Contudo, o direito à educação, como indutor da tolerância e civilidade entre os cidadãos, influencia consideravelmente a qualidade do debate de ideias que se dá no âmbito da imprensa. Os leitores com o mínimo de instrução rechaçarão os setores da imprensa que se empenham em notícias sensacionalistas, caluniosas ou difamadoras e que se dedicam apenas a assuntos de baixa relevância ou mesmo preconceituosos; do mesmo modo como não aceitarão censura prévia.
A noção de cesura prévia foi totalmente rechaçada pelo STF na ADPF 130. Os argumentos para essa censura da censura residem, principalmente, no fato de (i) ter sido a liberdade de imprensa colocada em patamares como “plena” e “livre”, (ii) ser ínsita à dignidade da pessoa humana, e (iii) estar relacionada ao interesse público.[16]
Porque exige simbiose, cooperação, interlocução, os meios de comunicação não prescindem de que o telespectador e o ouvinte também tenham voz, possibilitando que delineiem o conteúdo da imprensa que de precisam. O exercício da liberdade de imprensa promove o direito à educação quando a população realiza sua própria produção independente, realizando sua programação midiática não vinculada aos grandes conglomerados de emissoras de rádio e televisão.
Adorno encontra nessa produção crítica uma forma de a televisão não se identificar a ideologia:
“Na medida em que uma série de pessoas com posições críticas, autônomas e frequentemente até oposicionistas, colaboram na produção dos programas, torna-se possível romper em certo sentido as barreiras do existente simplesmente apoiando-se nas relações pessoais específicas e sobretudo na competência técnica de pessoas que têm o que dizer e fazer quanto a este assunto. Enquanto existirem pessoas tecnicamente competentes em televisão que percebem que certas encenações, como as peças de Beckett, por exemplo, são particularmente apropriadas a este veículo de comunicação de massa (…).”[17]
É princípio da comunicação social expresso na Constituição a “promoção da cultura nacional e regional e estímulo à produção independente que objetive sua divulgação” (artigo 221, II). A programação local, regional dos meios de comunicação, devem refletir as diferentes regiões do Brasil, a cumprir o princípio, insculpido na Carta Magna, que determina “a regionalização da produção cultural”.

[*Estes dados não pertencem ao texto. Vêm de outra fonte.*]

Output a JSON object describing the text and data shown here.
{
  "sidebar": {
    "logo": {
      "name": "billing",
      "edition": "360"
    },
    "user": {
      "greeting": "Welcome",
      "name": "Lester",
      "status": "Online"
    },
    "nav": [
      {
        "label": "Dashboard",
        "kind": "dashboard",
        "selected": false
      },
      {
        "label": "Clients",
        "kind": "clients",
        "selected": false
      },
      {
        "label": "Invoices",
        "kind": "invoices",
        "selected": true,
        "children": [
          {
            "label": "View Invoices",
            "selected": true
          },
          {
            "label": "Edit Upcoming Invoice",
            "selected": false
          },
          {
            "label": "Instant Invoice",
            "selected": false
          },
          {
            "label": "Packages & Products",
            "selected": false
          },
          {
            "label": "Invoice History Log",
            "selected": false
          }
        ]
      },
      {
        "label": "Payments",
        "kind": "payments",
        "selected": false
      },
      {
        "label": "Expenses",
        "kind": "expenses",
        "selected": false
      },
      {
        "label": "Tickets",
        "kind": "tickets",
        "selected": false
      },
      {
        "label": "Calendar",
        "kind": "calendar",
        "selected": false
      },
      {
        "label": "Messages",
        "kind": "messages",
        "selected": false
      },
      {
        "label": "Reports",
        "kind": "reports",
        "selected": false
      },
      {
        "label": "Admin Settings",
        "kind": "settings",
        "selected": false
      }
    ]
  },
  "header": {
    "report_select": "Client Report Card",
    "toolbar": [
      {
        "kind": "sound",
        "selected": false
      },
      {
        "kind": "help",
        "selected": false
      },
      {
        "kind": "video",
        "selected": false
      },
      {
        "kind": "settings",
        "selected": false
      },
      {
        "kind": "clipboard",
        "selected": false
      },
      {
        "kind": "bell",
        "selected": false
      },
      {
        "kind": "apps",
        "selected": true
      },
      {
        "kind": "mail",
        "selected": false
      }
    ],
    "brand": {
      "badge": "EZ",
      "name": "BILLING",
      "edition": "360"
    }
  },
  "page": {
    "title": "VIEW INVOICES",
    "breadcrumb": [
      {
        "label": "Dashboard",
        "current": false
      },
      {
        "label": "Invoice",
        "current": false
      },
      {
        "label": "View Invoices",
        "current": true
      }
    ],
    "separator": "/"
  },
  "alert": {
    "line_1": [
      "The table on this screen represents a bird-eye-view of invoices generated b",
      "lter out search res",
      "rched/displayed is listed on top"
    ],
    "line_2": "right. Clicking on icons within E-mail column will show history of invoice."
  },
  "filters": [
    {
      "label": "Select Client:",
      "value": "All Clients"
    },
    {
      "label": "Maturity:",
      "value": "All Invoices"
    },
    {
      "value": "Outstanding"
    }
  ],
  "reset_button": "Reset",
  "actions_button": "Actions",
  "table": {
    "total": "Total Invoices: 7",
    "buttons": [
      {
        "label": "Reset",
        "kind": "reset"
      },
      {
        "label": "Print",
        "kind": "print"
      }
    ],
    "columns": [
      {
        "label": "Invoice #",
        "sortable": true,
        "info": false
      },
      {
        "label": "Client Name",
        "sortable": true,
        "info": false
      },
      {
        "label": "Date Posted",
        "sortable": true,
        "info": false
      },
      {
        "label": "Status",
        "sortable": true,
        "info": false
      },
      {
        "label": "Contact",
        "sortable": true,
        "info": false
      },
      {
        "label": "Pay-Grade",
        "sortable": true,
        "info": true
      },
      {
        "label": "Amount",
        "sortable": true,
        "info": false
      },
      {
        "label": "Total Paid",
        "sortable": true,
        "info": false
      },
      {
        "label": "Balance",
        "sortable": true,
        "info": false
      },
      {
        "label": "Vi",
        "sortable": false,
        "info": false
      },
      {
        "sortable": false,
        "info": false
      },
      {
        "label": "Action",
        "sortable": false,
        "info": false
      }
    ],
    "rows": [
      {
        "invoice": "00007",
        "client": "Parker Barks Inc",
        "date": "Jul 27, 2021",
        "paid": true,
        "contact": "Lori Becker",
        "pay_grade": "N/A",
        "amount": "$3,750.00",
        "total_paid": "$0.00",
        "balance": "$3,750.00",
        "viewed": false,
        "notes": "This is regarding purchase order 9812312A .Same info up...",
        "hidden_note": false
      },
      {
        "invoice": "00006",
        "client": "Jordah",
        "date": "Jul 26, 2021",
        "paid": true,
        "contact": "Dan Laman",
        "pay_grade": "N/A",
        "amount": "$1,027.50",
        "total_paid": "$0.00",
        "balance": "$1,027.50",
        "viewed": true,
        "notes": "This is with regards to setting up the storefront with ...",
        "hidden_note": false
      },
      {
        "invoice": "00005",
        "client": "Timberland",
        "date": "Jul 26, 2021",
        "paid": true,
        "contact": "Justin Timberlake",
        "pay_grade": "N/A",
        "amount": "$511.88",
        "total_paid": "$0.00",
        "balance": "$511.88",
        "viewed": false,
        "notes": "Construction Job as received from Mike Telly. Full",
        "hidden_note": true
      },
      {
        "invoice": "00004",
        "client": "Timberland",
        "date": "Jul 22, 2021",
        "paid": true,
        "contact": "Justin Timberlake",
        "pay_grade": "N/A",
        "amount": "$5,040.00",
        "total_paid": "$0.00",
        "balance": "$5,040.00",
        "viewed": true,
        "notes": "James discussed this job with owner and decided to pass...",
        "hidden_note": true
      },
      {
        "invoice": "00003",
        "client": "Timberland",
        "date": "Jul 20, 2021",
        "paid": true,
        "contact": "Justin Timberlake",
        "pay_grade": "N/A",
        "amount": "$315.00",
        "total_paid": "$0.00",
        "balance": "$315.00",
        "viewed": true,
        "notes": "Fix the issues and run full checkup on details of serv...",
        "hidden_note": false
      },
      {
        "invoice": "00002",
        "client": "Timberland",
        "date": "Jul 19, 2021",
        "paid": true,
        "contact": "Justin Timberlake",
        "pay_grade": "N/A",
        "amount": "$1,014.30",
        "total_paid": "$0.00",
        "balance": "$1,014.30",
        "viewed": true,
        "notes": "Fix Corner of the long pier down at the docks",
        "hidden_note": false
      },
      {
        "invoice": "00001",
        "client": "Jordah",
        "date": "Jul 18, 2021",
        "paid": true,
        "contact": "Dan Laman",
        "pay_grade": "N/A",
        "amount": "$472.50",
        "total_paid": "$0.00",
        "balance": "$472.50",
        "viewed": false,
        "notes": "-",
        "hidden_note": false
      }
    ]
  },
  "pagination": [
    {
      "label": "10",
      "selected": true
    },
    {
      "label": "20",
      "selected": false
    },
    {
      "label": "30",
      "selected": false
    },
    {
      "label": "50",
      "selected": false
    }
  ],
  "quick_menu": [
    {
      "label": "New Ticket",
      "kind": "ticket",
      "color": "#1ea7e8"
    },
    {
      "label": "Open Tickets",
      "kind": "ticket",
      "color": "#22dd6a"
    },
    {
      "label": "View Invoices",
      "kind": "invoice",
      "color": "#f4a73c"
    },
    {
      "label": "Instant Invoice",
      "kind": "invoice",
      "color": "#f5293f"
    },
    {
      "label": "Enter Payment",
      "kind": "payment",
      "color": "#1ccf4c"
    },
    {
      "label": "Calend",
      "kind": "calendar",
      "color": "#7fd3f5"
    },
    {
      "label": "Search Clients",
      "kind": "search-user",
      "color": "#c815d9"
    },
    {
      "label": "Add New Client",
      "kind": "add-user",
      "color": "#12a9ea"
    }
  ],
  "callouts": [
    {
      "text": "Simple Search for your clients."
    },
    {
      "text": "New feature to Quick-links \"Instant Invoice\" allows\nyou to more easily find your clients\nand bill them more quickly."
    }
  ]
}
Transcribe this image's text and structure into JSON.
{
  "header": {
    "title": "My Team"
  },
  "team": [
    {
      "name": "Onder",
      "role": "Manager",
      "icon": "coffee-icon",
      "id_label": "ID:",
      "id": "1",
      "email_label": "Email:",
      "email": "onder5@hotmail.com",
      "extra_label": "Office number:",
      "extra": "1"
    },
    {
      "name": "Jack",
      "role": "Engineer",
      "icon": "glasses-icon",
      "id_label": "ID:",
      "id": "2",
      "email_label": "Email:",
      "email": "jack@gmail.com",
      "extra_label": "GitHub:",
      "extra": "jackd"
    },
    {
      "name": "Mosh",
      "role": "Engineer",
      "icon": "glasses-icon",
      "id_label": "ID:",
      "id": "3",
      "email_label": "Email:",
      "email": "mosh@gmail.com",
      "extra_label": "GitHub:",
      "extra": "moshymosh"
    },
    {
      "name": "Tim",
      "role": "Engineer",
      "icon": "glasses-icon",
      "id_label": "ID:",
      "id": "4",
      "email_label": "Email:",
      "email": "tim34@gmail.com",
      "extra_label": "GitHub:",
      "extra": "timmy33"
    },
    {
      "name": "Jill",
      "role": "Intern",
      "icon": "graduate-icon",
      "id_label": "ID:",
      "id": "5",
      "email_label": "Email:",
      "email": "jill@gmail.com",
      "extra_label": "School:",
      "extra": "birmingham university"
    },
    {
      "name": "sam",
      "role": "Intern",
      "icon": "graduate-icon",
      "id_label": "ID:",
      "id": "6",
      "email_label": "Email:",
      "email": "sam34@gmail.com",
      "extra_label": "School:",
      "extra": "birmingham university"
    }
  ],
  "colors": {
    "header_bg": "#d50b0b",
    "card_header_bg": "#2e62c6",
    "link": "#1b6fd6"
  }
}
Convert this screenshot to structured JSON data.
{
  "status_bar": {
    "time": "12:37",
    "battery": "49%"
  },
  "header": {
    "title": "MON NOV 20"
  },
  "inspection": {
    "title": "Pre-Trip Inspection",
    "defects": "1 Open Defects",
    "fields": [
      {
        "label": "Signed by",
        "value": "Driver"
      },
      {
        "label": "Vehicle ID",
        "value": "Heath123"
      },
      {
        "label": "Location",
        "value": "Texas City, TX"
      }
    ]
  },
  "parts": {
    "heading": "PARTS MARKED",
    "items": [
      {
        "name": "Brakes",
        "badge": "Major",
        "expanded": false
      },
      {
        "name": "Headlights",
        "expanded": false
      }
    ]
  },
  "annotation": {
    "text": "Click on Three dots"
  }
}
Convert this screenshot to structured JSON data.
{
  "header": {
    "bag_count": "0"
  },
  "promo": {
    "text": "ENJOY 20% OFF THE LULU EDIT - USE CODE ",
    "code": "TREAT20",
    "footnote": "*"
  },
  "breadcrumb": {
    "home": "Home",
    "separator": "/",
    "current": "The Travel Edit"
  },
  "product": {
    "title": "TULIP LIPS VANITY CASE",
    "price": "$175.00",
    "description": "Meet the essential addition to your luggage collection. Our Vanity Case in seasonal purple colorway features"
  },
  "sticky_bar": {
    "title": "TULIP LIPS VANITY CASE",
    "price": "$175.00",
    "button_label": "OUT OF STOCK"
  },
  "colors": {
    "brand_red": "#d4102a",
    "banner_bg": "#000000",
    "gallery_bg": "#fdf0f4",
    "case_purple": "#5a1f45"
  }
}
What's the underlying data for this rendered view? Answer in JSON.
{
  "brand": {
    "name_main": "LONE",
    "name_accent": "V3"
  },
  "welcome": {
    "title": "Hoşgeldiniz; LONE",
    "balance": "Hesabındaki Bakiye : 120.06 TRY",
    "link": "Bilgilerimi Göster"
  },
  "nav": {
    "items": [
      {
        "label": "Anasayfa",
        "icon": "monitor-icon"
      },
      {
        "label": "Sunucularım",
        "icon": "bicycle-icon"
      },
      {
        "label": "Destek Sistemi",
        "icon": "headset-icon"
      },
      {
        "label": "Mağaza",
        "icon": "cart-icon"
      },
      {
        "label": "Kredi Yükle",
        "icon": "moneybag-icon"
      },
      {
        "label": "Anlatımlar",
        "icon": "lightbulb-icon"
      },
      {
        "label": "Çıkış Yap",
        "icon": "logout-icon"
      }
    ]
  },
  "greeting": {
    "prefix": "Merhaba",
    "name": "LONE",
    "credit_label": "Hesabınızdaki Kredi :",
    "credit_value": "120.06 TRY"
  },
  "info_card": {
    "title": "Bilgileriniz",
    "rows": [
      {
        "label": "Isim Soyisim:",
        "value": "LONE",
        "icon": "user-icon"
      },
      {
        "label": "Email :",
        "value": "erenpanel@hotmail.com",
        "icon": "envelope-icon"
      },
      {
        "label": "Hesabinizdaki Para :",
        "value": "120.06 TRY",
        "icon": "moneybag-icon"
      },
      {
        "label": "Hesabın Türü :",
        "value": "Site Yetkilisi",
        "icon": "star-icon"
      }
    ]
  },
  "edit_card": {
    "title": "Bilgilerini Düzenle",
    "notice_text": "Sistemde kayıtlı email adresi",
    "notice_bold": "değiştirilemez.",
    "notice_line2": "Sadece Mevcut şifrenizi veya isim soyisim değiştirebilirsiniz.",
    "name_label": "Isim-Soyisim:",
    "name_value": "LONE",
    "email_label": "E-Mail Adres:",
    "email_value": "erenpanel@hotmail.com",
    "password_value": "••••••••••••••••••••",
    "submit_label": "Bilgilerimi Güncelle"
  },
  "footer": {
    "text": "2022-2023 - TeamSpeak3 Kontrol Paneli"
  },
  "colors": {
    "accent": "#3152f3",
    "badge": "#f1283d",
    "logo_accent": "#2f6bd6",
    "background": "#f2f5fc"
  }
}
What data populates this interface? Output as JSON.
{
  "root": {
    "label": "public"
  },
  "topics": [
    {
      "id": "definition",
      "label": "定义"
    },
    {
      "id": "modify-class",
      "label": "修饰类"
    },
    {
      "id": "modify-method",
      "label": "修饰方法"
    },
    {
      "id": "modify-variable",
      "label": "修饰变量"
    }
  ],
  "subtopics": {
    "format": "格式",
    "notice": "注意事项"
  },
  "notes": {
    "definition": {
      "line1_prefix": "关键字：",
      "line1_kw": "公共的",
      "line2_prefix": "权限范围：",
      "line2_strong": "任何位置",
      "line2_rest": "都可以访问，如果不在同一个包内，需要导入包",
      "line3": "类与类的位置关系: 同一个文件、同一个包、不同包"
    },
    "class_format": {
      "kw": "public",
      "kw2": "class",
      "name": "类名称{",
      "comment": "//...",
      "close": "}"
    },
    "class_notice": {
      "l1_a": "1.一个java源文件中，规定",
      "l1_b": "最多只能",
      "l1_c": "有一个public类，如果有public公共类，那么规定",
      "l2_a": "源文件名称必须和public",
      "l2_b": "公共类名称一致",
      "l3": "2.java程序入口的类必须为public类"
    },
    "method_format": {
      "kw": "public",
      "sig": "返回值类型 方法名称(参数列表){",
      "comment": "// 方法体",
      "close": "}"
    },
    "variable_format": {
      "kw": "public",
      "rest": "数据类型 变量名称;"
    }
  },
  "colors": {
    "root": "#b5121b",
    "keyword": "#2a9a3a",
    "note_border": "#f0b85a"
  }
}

A lei nº 11.652/08, que institui os princípios e objetivos dos serviços de radiodifusão pública explorados pelo Poder Executivo ou outorgados a entidades de sua administração indireta, está em consonância com esses dispositivos constitucionais. Em seus artigos 2º, III e IV, e 3º, I a V, confere a esses serviços a condição de: produção e programação com finalidades educativas, artísticas, culturais, científicas e informativas; promoção da cultura nacional, estímulo à produção regional e à produção independente; desenvolver a consciência crítica do cidadão, mediante programação educativa, artística, cultural, informativa, científica e promotora de cidadania; fomentar a construção da cidadania, a consolidação da democracia e a participação na sociedade, garantindo o direito à informação, à livre expressão do pensamento, à criação e à comunicação; apoiar processos de inclusão social e socialização da produção de conhecimento garantindo espaços para exibição de produções regionais e independentes.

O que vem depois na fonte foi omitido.